Unter Keyword-Stuffing versteht man die übermäßige Wiederholung von Schlüsselwörtern oder Phrasen im Inhalt einer Webseite, in Meta-Tags, Alt-Text oder anderen On-Page-Elementen, um die Platzierung in Suchmaschinen zu manipulieren.
Diese Black-Hat-SEO-Technik wird eingesetzt, um eine Webseite für bestimmte Suchanfragen relevanter erscheinen zu lassen, als sie tatsächlich ist.
Beispiele für Keyword-Stuffing:
- Übermäßige Wiederholung eines Schlüsselworts: "Unsere Lederschuhe sind die besten Lederschuhe. Kaufen Sie unsere Lederschuhe, denn diese Lederschuhe sind aus hochwertigem Leder gefertigt. Lederschuhe sind unsere Spezialität."

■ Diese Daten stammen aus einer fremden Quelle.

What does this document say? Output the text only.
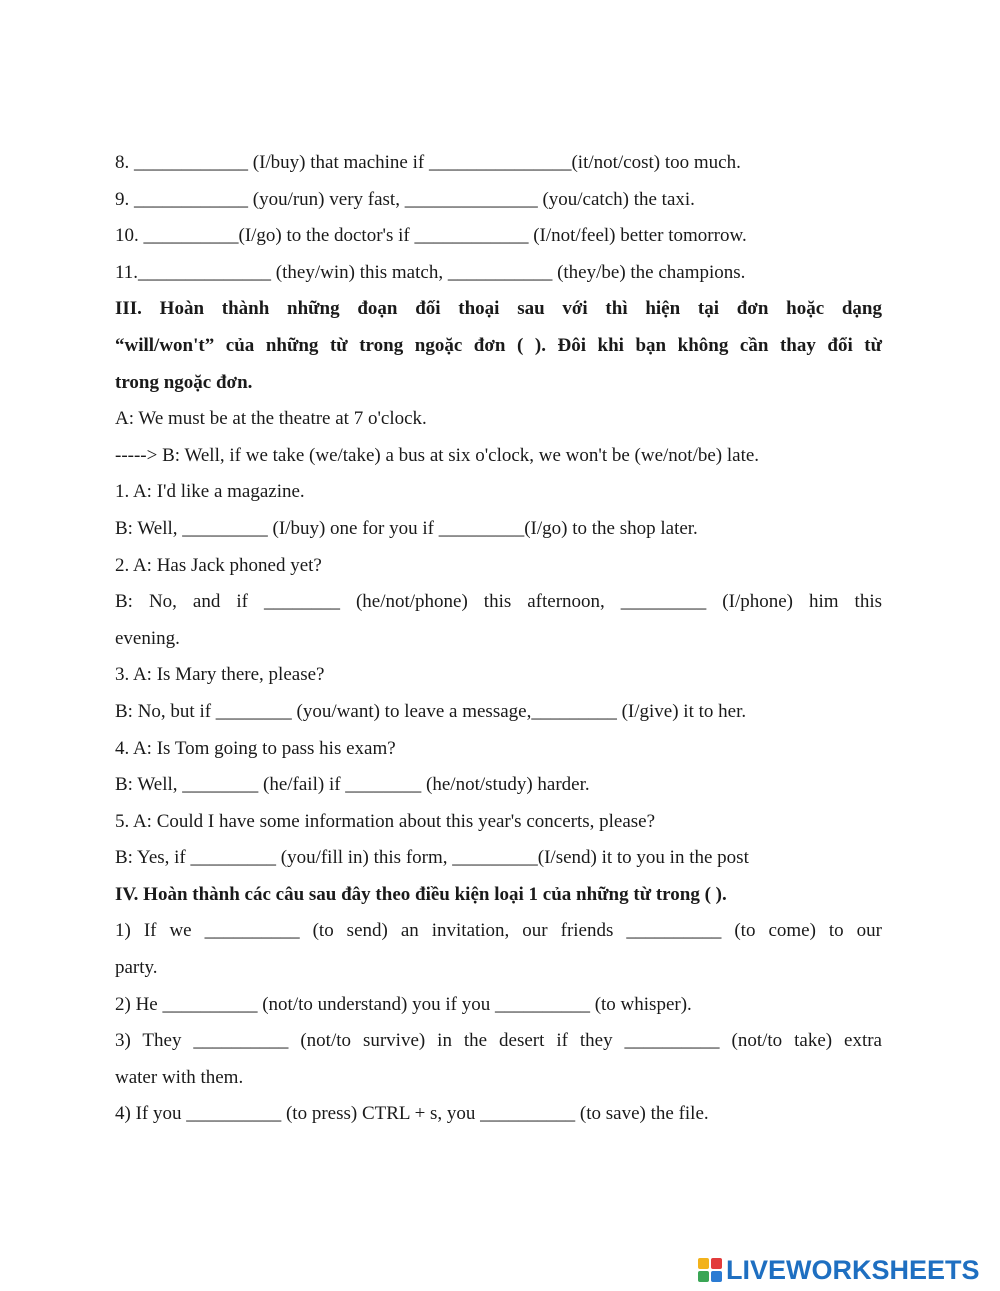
8. ____________ (I/buy) that machine if _______________(it/not/cost) too much.
9. ____________ (you/run) very fast, ______________ (you/catch) the taxi.
10. __________(I/go) to the doctor's if ____________ (I/not/feel) better tomorrow.
11.______________ (they/win) this match, ___________ (they/be) the champions.
III. Hoàn thành những đoạn đối thoại sau với thì hiện tại đơn hoặc dạng
“will/won't” của những từ trong ngoặc đơn ( ). Đôi khi bạn không cần thay đổi từ
trong ngoặc đơn.
A: We must be at the theatre at 7 o'clock.
-----> B: Well, if we take (we/take) a bus at six o'clock, we won't be (we/not/be) late.
1. A: I'd like a magazine.
B: Well, _________ (I/buy) one for you if _________(I/go) to the shop later.
2. A: Has Jack phoned yet?
B: No, and if ________ (he/not/phone) this afternoon, _________ (I/phone) him this
evening.
3. A: Is Mary there, please?
B: No, but if ________ (you/want) to leave a message,_________ (I/give) it to her.
4. A: Is Tom going to pass his exam?
B: Well, ________ (he/fail) if ________ (he/not/study) harder.
5. A: Could I have some information about this year's concerts, please?
B: Yes, if _________ (you/fill in) this form, _________(I/send) it to you in the post
IV. Hoàn thành các câu sau đây theo điều kiện loại 1 của những từ trong ( ).
1) If we __________ (to send) an invitation, our friends __________ (to come) to our
party.
2) He __________ (not/to understand) you if you __________ (to whisper).
3) They __________ (not/to survive) in the desert if they __________ (not/to take) extra
water with them.
4) If you __________ (to press) CTRL + s, you __________ (to save) the file.
LIVEWORKSHEETS
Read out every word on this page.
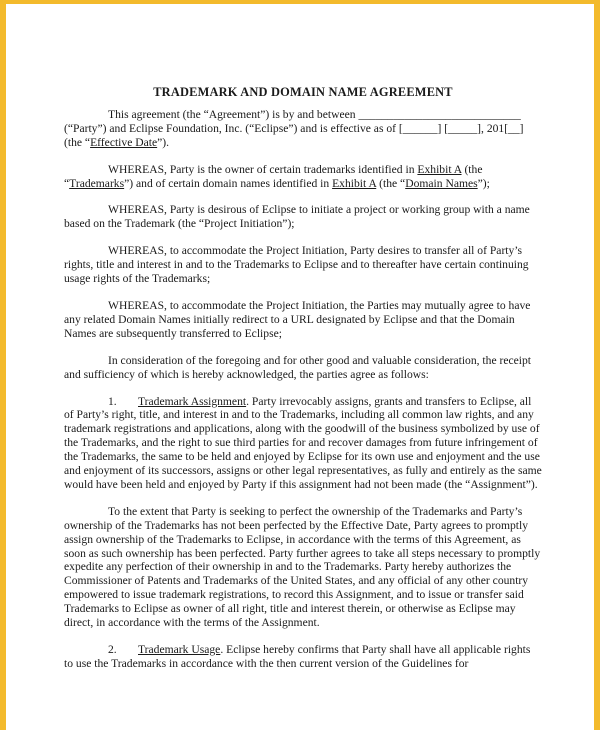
TRADEMARK AND DOMAIN NAME AGREEMENT

This agreement (the “Agreement”) is by and between ____________________________ (“Party”) and Eclipse Foundation, Inc. (“Eclipse”) and is effective as of [______] [_____], 201[__] (the “Effective Date”).

WHEREAS, Party is the owner of certain trademarks identified in Exhibit A (the “Trademarks”) and of certain domain names identified in Exhibit A (the “Domain Names”);

WHEREAS, Party is desirous of Eclipse to initiate a project or working group with a name based on the Trademark (the “Project Initiation”);

WHEREAS, to accommodate the Project Initiation, Party desires to transfer all of Party’s rights, title and interest in and to the Trademarks to Eclipse and to thereafter have certain continuing usage rights of the Trademarks;

WHEREAS, to accommodate the Project Initiation, the Parties may mutually agree to have any related Domain Names initially redirect to a URL designated by Eclipse and that the Domain Names are subsequently transferred to Eclipse;

In consideration of the foregoing and for other good and valuable consideration, the receipt and sufficiency of which is hereby acknowledged, the parties agree as follows:

1. Trademark Assignment. Party irrevocably assigns, grants and transfers to Eclipse, all of Party’s right, title, and interest in and to the Trademarks, including all common law rights, and any trademark registrations and applications, along with the goodwill of the business symbolized by use of the Trademarks, and the right to sue third parties for and recover damages from future infringement of the Trademarks, the same to be held and enjoyed by Eclipse for its own use and enjoyment and the use and enjoyment of its successors, assigns or other legal representatives, as fully and entirely as the same would have been held and enjoyed by Party if this assignment had not been made (the “Assignment”).

To the extent that Party is seeking to perfect the ownership of the Trademarks and Party’s ownership of the Trademarks has not been perfected by the Effective Date, Party agrees to promptly assign ownership of the Trademarks to Eclipse, in accordance with the terms of this Agreement, as soon as such ownership has been perfected. Party further agrees to take all steps necessary to promptly expedite any perfection of their ownership in and to the Trademarks. Party hereby authorizes the Commissioner of Patents and Trademarks of the United States, and any official of any other country empowered to issue trademark registrations, to record this Assignment, and to issue or transfer said Trademarks to Eclipse as owner of all right, title and interest therein, or otherwise as Eclipse may direct, in accordance with the terms of the Assignment.

2. Trademark Usage. Eclipse hereby confirms that Party shall have all applicable rights to use the Trademarks in accordance with the then current version of the Guidelines for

- Auflistung von Schlüsselwörtern aus dem Kontext gerissen: "Schuhe, Turnschuhe, Schuhe, Stiefel, Sandalen, Hausschuhe, Lederschuhe, Laufschuhe, Tennisschuhe, Kleiderschuhe, High Heels"
- Ausblenden von Schlüsselwörtern: Die Verwendung derselben Farbe für Text und Hintergrund, das Verstecken von Schlüsselwörtern hinter Bildern oder die Verwendung von CSS zur Positionierung von Text außerhalb des Bildschirms, um Schlüsselwörter für Benutzer unsichtbar, aber für Suchmaschinen erkennbar zu machen. (Siehe Definition von verstecktem Text.)
Beziehung zu SEO
Keyword-Stuffing ist eine veraltete und schädliche SEO-Praxis. In den Anfängen der Suchmaschinen wurde diese Technik zur Manipulation von Suchergebnissen eingesetzt.
Allerdings sind die Suchmaschinen inzwischen sehr viel ausgereifter und können Websites, die Keyword-Stuffing betreiben, leicht erkennen und bestrafen.
Folgen von Keyword Stuffing
- Strafen für das Ranking: Suchmaschinen können eine Website herabstufen oder sogar aus den Suchergebnissen entfernen, wenn sie Keyword-Stuffing betreibt.
- Schlechte Nutzererfahrung: Mit Schlüsselwörtern vollgestopfte Inhalte sind oft unnatürlich, schwer zu lesen und bieten den Nutzern nur einen geringen Mehrwert, was zu hohen Absprungraten und geringer Beteiligung führt.
- Schädigung des Rufs: Websites, die mit Schlüsselwörtern vollgestopft sind, können sowohl von Nutzern als auch von Suchmaschinen als spammig oder nicht vertrauenswürdig wahrgenommen werden.
Anstelle von Keyword-Stuffing konzentrieren sich moderne SEO-Best-Practices auf die Erstellung hochwertiger, relevanter Inhalte, die auf natürliche Weise Keywords enthalten und die Suchabsicht erfüllen.
Dieser Ansatz beinhaltet den strategischen und kontextbezogenen Einsatz von Schlüsselwörtern und stellt sicher, dass der Inhalt einen Mehrwert für den Leser bietet und mit den Richtlinien der Suchmaschinen übereinstimmt.